Review by Lawrence Kessenich

If you like your humor broad and a little silly, this production of The Book Club Play at Boston Playwrights Theatre will please you. I doubt you’ll be in danger of falling out of your seat with laughter, but you’ll get some good chuckles.

The setting is a middle class living room (beautifully designed by Jeffrey Petersen) where the eponymous book group of 30-somethings has been meeting for five years. The group includes newspaper columnist Ana, who claims to have founded the group; her college friend (and brief beau at the time) Will, a history museum curator who continually reminds Ana that the book group was his idea; Ana’s husband and Will’s former college roommate Rob, a reluctant member of the group who rarely reads the books (he says he’s in it for the food), Ana’s somewhat forlorn single friend Jennifer; and the newest member of the group, Ana’s protégé at the newspaper, Lily.

Adding interest—and making everyone totally self-conscious—is the fact that everything that happens in the groups for a couple months is being filmed by an unmanned camera and the footage will be used by an internationally famous filmmaker for a documentary about book groups. Many times in the play, members of the group address the camera directly, usually asking the filmmaker to cut the part that has just been recorded.

This is a very literary book club—when the play opens, they’re discussing Moby Dick—but a somewhat clumsy exchange with Lily, who is black, reveals that the group has only read white authors. They ask Lily to pick something intense and out of their wheelhouse, clearly hoping it will be a classic author of color, but Lily picks the popular novel Twilight, written by a white woman. Ana and Will are aghast, but the others are willing to give it a try, so they decide to read the book.

Much of the humor for the middle part of the play grows out of the discrepancy between Ana and Will’s classical tastes and everyone else’s appreciation of Twilight and then The Da Vinci Code, which is introduced by a man Jennifer springs on the group. The man, Alex, is a professor of comparative literature, but, having recently been dumped by his girlfriend because she read Twilight, he has come to realize that he knows nothing about popular literature and ought to be learning about it.

There is a good deal of back and forth between the opposing groups about the value of popular literature, and though some of it is interesting, and even insightful, it isn’t terribly dramatic and goes on a bit too lolng. What provides some drama is Rob’s dissatisfaction with his marriage to Ana, Will’s coming to grips with his sexuality, and Ana’s dealing with her slipping control over the group. It would be spoiling things to describe what happens in these areas, but suffice it to say that there are a number of revelations that cause confusion and consternation in the group.

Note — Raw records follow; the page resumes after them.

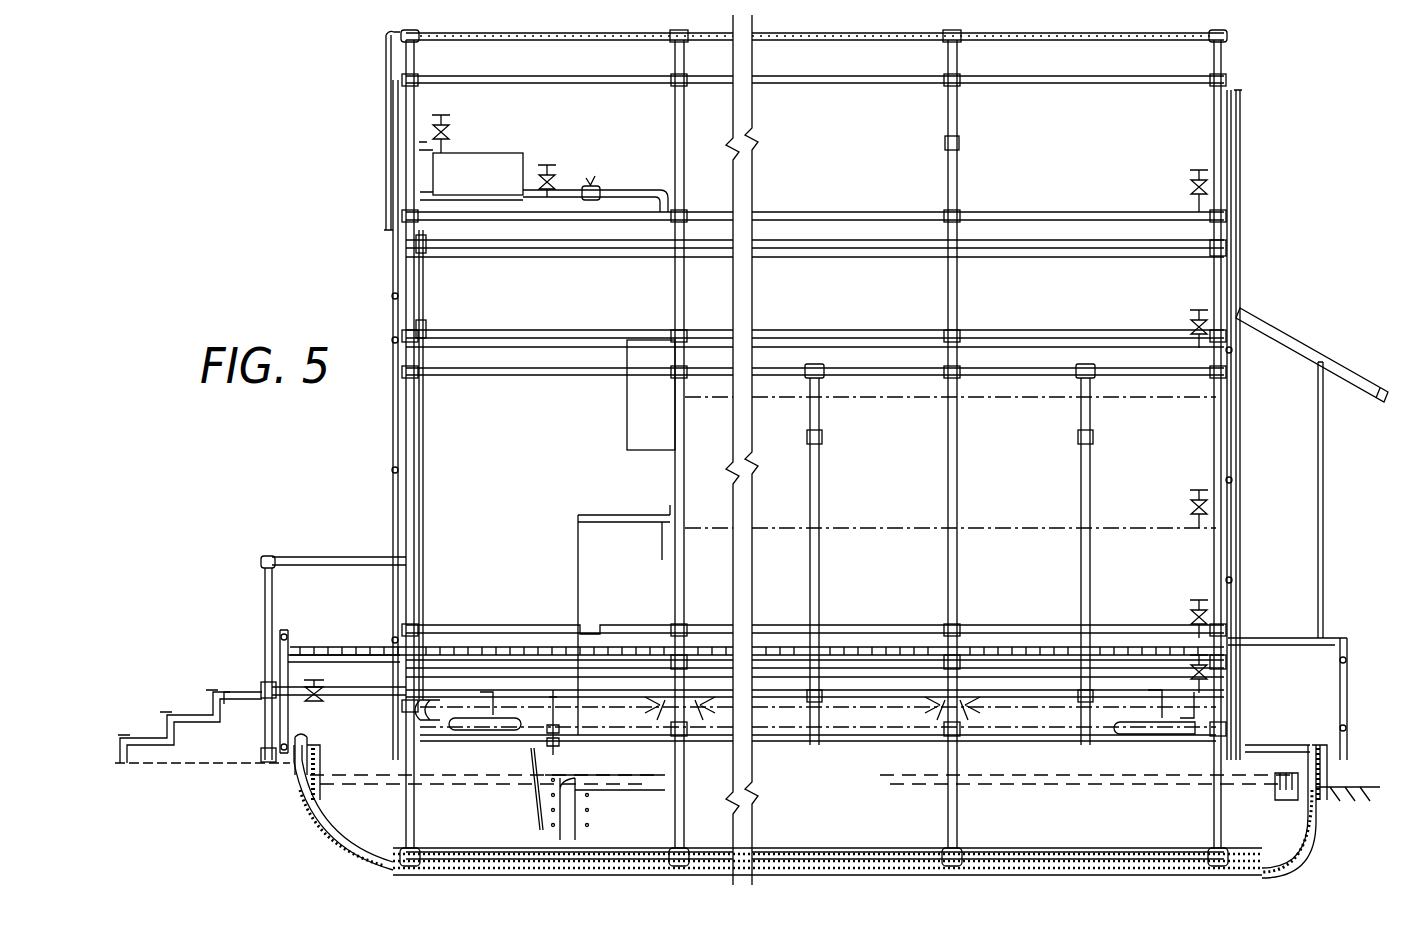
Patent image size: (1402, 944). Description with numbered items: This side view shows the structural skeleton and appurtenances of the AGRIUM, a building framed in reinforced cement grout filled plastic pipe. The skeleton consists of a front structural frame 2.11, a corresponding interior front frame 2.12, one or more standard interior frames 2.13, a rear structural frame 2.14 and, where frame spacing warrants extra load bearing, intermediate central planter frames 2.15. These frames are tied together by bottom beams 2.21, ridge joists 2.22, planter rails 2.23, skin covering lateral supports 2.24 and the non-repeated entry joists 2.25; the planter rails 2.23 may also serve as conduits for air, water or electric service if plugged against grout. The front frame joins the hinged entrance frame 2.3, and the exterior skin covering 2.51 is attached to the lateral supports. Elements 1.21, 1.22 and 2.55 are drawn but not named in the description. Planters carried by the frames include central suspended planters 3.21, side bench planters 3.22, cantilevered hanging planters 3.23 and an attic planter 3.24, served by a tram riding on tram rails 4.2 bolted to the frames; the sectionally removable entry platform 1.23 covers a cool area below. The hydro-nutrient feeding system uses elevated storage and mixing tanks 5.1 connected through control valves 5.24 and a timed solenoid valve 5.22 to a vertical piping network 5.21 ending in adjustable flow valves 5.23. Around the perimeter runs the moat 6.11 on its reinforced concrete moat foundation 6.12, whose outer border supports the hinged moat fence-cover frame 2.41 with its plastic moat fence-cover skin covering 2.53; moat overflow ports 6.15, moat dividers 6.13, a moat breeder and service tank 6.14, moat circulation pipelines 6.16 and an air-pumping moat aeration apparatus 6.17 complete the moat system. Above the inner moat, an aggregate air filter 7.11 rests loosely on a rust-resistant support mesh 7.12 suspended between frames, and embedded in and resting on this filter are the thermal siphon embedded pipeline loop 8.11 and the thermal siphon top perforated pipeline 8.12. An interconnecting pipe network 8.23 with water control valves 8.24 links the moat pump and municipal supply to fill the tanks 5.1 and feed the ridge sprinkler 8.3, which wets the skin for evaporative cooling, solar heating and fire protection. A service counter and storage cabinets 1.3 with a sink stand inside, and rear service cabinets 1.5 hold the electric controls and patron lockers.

The water supply inlet pipe 1.21 is at (215, 708).
The inlet valve 1.22 is at (350, 657).
The sectionally removeable entry platform 1.23 is at (518, 598).
The service counter and storage cabinets 1.3 is at (648, 452).
The rear service cabinets 1.5 is at (1324, 492).
The front structural frame 2.11 is at (418, 287).
The interior front frame 2.12 is at (675, 291).
The standard interior frames 2.13 is at (946, 294).
The rear structural frame 2.14 is at (1216, 289).
The intermediate central planter frames 2.15 is at (820, 418).
The bottom beams 2.21 is at (812, 855).
The ridge joists 2.22 is at (805, 75).
The planter rails 2.23 is at (980, 212).
The skin covering lateral supports 2.24 is at (392, 480).
The entry joists 2.25 is at (638, 598).
The entrance frame 2.3 is at (262, 580).
The hinged moat fence-cover frames 2.41 is at (288, 652).
The exterior skin covering 2.51 is at (390, 428).
The moat fence-cover skin covering 2.53 is at (278, 635).
The inclined roof bar 2.55 is at (1255, 318).
The central suspended planters 3.21 is at (990, 397).
The side bench planters 3.22 is at (848, 598).
The cantilevered hanging planters 3.23 is at (572, 305).
The attic planter 3.24 is at (878, 196).
The tram rails 4.2 is at (830, 670).
The elevated storage and mixing tanks 5.1 is at (490, 160).
The vertical piping network 5.21 is at (1182, 427).
The solenoid valve 5.22 is at (592, 178).
The adjustable flow valves 5.23 is at (1198, 172).
The control valves 5.24 is at (548, 163).
The moat 6.11 is at (378, 830).
The moat foundation 6.12 is at (320, 808).
The moat dividers 6.13 is at (362, 742).
The moat breeder and service tank 6.14 is at (462, 745).
The moat overflow ports 6.15 is at (315, 755).
The moat circulation pipelines 6.16 is at (647, 798).
The moat aeration apparatus 6.17 is at (545, 760).
The aggregate air filter 7.11 is at (930, 740).
The aggregate air filter support mesh 7.12 is at (855, 740).
The thermal siphon embedded pipeline loop 8.11 is at (1140, 730).
The thermal siphon top perforated pipeline 8.12 is at (1055, 700).
The interconnecting pipe network 8.23 is at (424, 405).
The water control valves 8.24 is at (440, 118).
The ridge sprinkler 8.3 is at (545, 40).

Interspersed with the book club scenes are brief monologues by a single actor, Brooks Reeves, who appears upstage, with the set dark behind him, as an amazing variety of characters, including: a female literary agent, who talks about how many books there are and how few get published and read; a male Secret Service agent, who talks about his own book group and how they enforce attendance; “Sam” from Walmart, who talks about how many books the company sells and how intra-Walmart book clubs keep its underpaid employees happy; and an elderly, retired librarian, about to skydive, who warns readers to live life for real, not just through books. While these interludes are sometimes fun, they really don’t relate to the rest of play in any direct way—except at the very end, when the Secret Service agent makes a brief appearance with the rest of the characters.

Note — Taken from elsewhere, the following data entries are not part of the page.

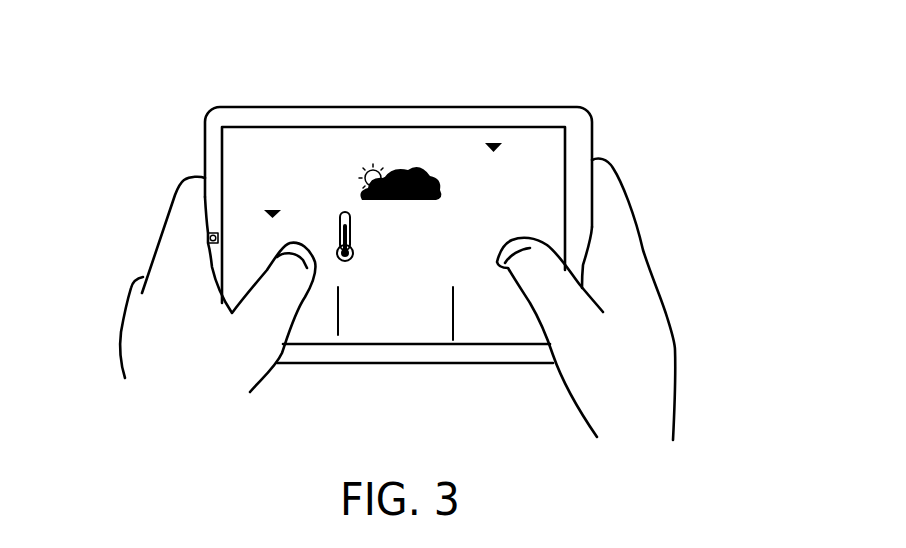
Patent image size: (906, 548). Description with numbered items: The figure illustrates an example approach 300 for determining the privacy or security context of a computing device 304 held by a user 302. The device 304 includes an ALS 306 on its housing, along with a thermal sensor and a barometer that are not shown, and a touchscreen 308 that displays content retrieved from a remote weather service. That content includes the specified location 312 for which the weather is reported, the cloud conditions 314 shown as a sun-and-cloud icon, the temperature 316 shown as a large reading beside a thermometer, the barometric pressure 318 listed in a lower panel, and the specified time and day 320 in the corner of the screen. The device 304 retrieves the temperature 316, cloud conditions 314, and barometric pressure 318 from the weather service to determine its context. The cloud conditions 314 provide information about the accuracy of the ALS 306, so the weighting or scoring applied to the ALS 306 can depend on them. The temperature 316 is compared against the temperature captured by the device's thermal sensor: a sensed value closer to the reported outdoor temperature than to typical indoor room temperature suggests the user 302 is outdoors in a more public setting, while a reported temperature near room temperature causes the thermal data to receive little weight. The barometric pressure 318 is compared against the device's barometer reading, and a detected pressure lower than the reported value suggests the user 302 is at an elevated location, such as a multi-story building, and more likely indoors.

The example approach 300 is at (710, 127).
The user 302 is at (675, 350).
The computing device 304 is at (205, 145).
The ALS 306 is at (203, 233).
The touchscreen 308 is at (308, 344).
The location indicator 312 is at (333, 132).
The cloud conditions 314 is at (435, 177).
The temperature 316 is at (460, 240).
The barometric pressure 318 is at (465, 315).
The time and day 320 is at (247, 153).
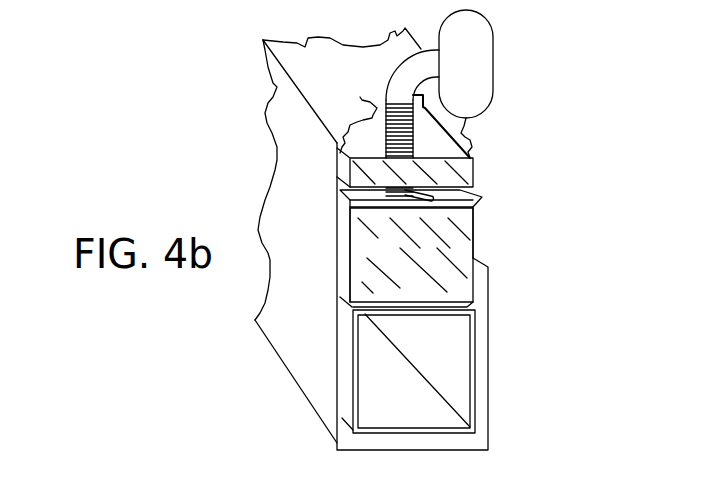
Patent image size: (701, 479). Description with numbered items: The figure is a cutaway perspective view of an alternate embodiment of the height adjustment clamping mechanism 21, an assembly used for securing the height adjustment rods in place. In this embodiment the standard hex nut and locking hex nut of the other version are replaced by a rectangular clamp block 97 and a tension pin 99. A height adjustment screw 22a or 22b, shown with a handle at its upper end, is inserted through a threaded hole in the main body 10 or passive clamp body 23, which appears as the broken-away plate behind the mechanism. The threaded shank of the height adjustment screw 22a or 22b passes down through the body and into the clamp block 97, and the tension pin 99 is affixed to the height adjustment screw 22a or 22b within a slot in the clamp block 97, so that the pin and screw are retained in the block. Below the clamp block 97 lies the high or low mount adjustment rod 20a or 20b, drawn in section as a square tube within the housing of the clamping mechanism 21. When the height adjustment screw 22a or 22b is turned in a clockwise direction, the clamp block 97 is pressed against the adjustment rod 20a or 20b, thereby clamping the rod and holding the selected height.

The passive clamp body 23 is at (269, 235).
The main body 10 is at (296, 118).
The height adjustment screw 22a is at (536, 84).
The height adjustment screw 22b is at (422, 67).
The tension pin 99 is at (458, 193).
The height adjustment clamping mechanism 21 is at (507, 233).
The rectangular clamp block 97 is at (455, 279).
The high mount adjustment rod 20a is at (291, 371).
The low mount adjustment rod 20b is at (348, 335).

Besides Reeves, because of the variety of his characters, none of the actors really stands out. They are good performers, but I never really believed in them as real human beings, because the director, Shana Gozansky, has them play their roles on a kind of middle ground, neither realistically nor over-the-top (except for brief moments). If they’d been over-the-top most of the time, the farcical quality would have carried the humor better. But I think it would have been even more effective if they’d been asked to play their characters as naturally as possible, which would have set off the absurdity of what goes on among them. So, this reviewer was left feeling lukewarm about the play, caught on his own middle ground between liking and not liking the play. Depending on your tastes, you might go either way.